According to a court filing today, McCourt seems to have struck out with six other potential lenders before Griffin finally threw him a lifeline. (The details of those six other contacts are blacked out, but the filing states that Highbridge was the only one to even offer written terms.)
That gave Griffin the leverage to set the terms…
Not surprisingly, they're not great for the Dodgers. Highbridge is charging a 10% interest rate on top of its $10 million in fees. Assuming the Dodgers draw the entire amount, that's a $25 million payday on a $150 million loan (or 17%, or roughly what Visa would charge). In a court filing today, McCourt's lawyers pretty much acknowledge that Highbridge has them over a barrel:
“To be sure, the Dodgers naturally would prefer that Highbridge provide financing at lower interest rates and fees than those negotiated at arms length…” the attorneys wrote. “Unfortunately… no better financial terms are available from any other source.”
The committee that represents the Dodger creditors today called Highbridge's fees “excessive,” especially considering that “Highbridge has almost no risk that it will not be paid in full.”
So if you're Kevin Griffin, this deal boils down to two words: Ka-ching. Good to see that somebody's getting something out of this.

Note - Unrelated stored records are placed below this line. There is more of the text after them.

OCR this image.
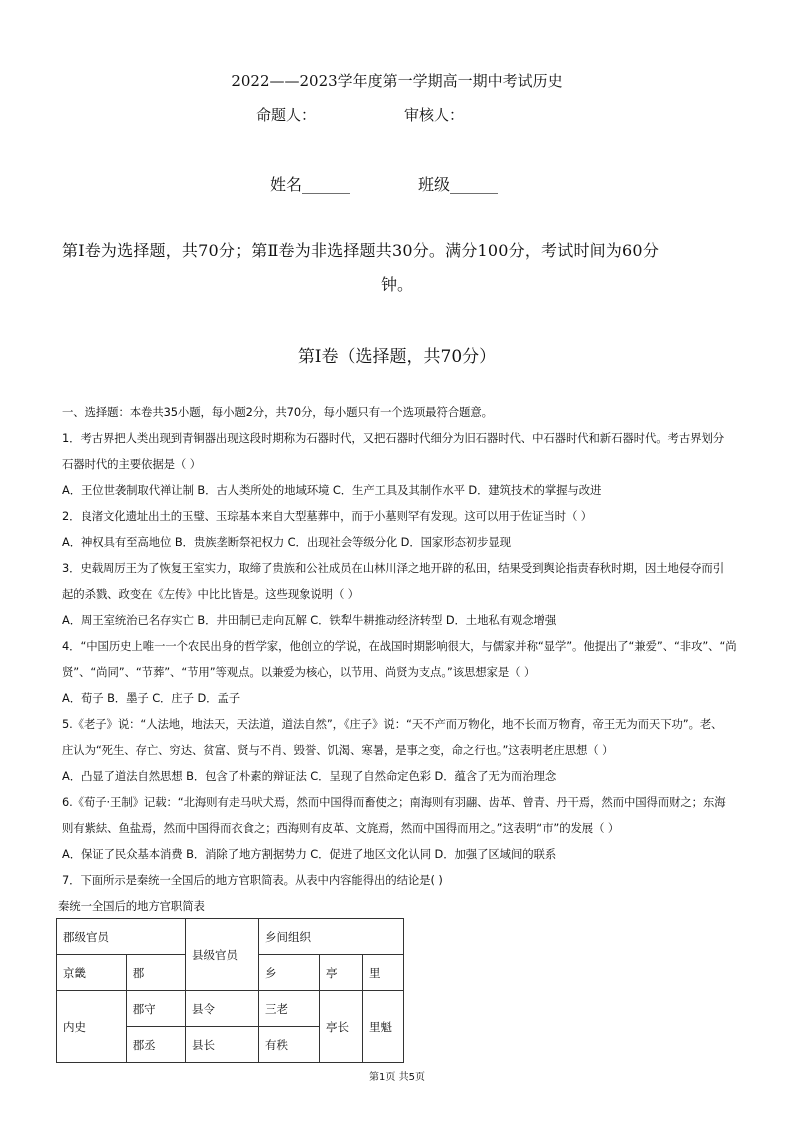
2022——2023学年度第一学期高一期中考试历史
命题人：	审核人：
姓名______	班级______
第Ⅰ卷为选择题，共70分；第Ⅱ卷为非选择题共30分。满分100分，考试时间为60分
钟。
第Ⅰ卷（选择题，共70分）
一、选择题：本卷共35小题，每小题2分，共70分，每小题只有一个选项最符合题意。
1．考古界把人类出现到青铜器出现这段时期称为石器时代，又把石器时代细分为旧石器时代、中石器时代和新石器时代。考古界划分
石器时代的主要依据是（ ）
A．王位世袭制取代禅让制 B．古人类所处的地域环境 C．生产工具及其制作水平 D．建筑技术的掌握与改进
2．良渚文化遗址出土的玉璧、玉琮基本来自大型墓葬中，而于小墓则罕有发现。这可以用于佐证当时（ ）
A．神权具有至高地位 B．贵族垄断祭祀权力 C．出现社会等级分化 D．国家形态初步显现
3．史载周厉王为了恢复王室实力，取缔了贵族和公社成员在山林川泽之地开辟的私田，结果受到舆论指责春秋时期，因土地侵夺而引
起的杀戮、政变在《左传》中比比皆是。这些现象说明（ ）
A．周王室统治已名存实亡 B．井田制已走向瓦解 C．铁犁牛耕推动经济转型 D．土地私有观念增强
4．“中国历史上唯一一个农民出身的哲学家，他创立的学说，在战国时期影响很大，与儒家并称“显学”。他提出了“兼爱”、“非攻”、“尚
贤”、“尚同”、“节葬”、“节用”等观点。以兼爱为核心，以节用、尚贤为支点。”该思想家是（ ）
A．荀子 B．墨子 C．庄子 D．孟子
5.《老子》说：“人法地，地法天，天法道，道法自然”，《庄子》说：“天不产而万物化，地不长而万物育，帝王无为而天下功”。老、
庄认为“死生、存亡、穷达、贫富、贤与不肖、毁誉、饥渴、寒暑，是事之变，命之行也。”这表明老庄思想（ ）
A．凸显了道法自然思想 B．包含了朴素的辩证法 C．呈现了自然命定色彩 D．蕴含了无为而治理念
6.《荀子·王制》记载：“北海则有走马吠犬焉，然而中国得而畜使之；南海则有羽翮、齿革、曾青、丹干焉，然而中国得而财之；东海
则有紫紶、鱼盐焉，然而中国得而衣食之；西海则有皮革、文旄焉，然而中国得而用之。”这表明“市”的发展（ ）
A．保证了民众基本消费 B．消除了地方割据势力 C．促进了地区文化认同 D．加强了区域间的联系
7．下面所示是秦统一全国后的地方官职简表。从表中内容能得出的结论是( )
秦统一全国后的地方官职简表
郡级官员		县级官员	乡间组织		
京畿	郡		乡	亭	里
内史	郡守	县令	三老	亭长	里魁
	郡丞	县长	有秩		
第1页 共5页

A judge in Delaware is expected to decide on Wednesday to either approve
the Highbridge deal or force McCourt to accept better terms from Major League Baseball. The latter
would hasten McCourt's exit, while the former would keep him around
for a while.
That potentially sets up Kevin Griffin as the personal savior of Frank McCourt.
So who is this guy? From a recent interview he and a partner gave to an investment newsletter, he sounds like a Wall Street version of Scott Boras.
“The key for us is… for us to set the terms,” they said.
In court papers filed today, Frank's lawyers said that Griffin has been in “on-again, off-again financing talks with the Dodgers since the Summer of 2010.”
In the interview, Griffin and partner Mike Patterson said that the fund is best suited to a company with either “complexity to its business model” or a “fatigued bank group.” Check, and check. (And what a great phrase: “fatigued bank group.” Next time you are turned down for a loan, blame “banker fatigue.”)
“We are focused on situations where borrowers need an alternative to the capital markets,” they said.
Compare that to a sales pitch from a payday lender: “Check 'n Go was founded with one mission: provide financial solutions to problems traditional institutions (like banks) ignore.”
Highbridge referred a call to its PR firm, which explained that Highbridge is a “global alternative asset manager based in New York.”
One more thing: Griffin and McCourt are both Hoyas, having both studied finance at Georgetown.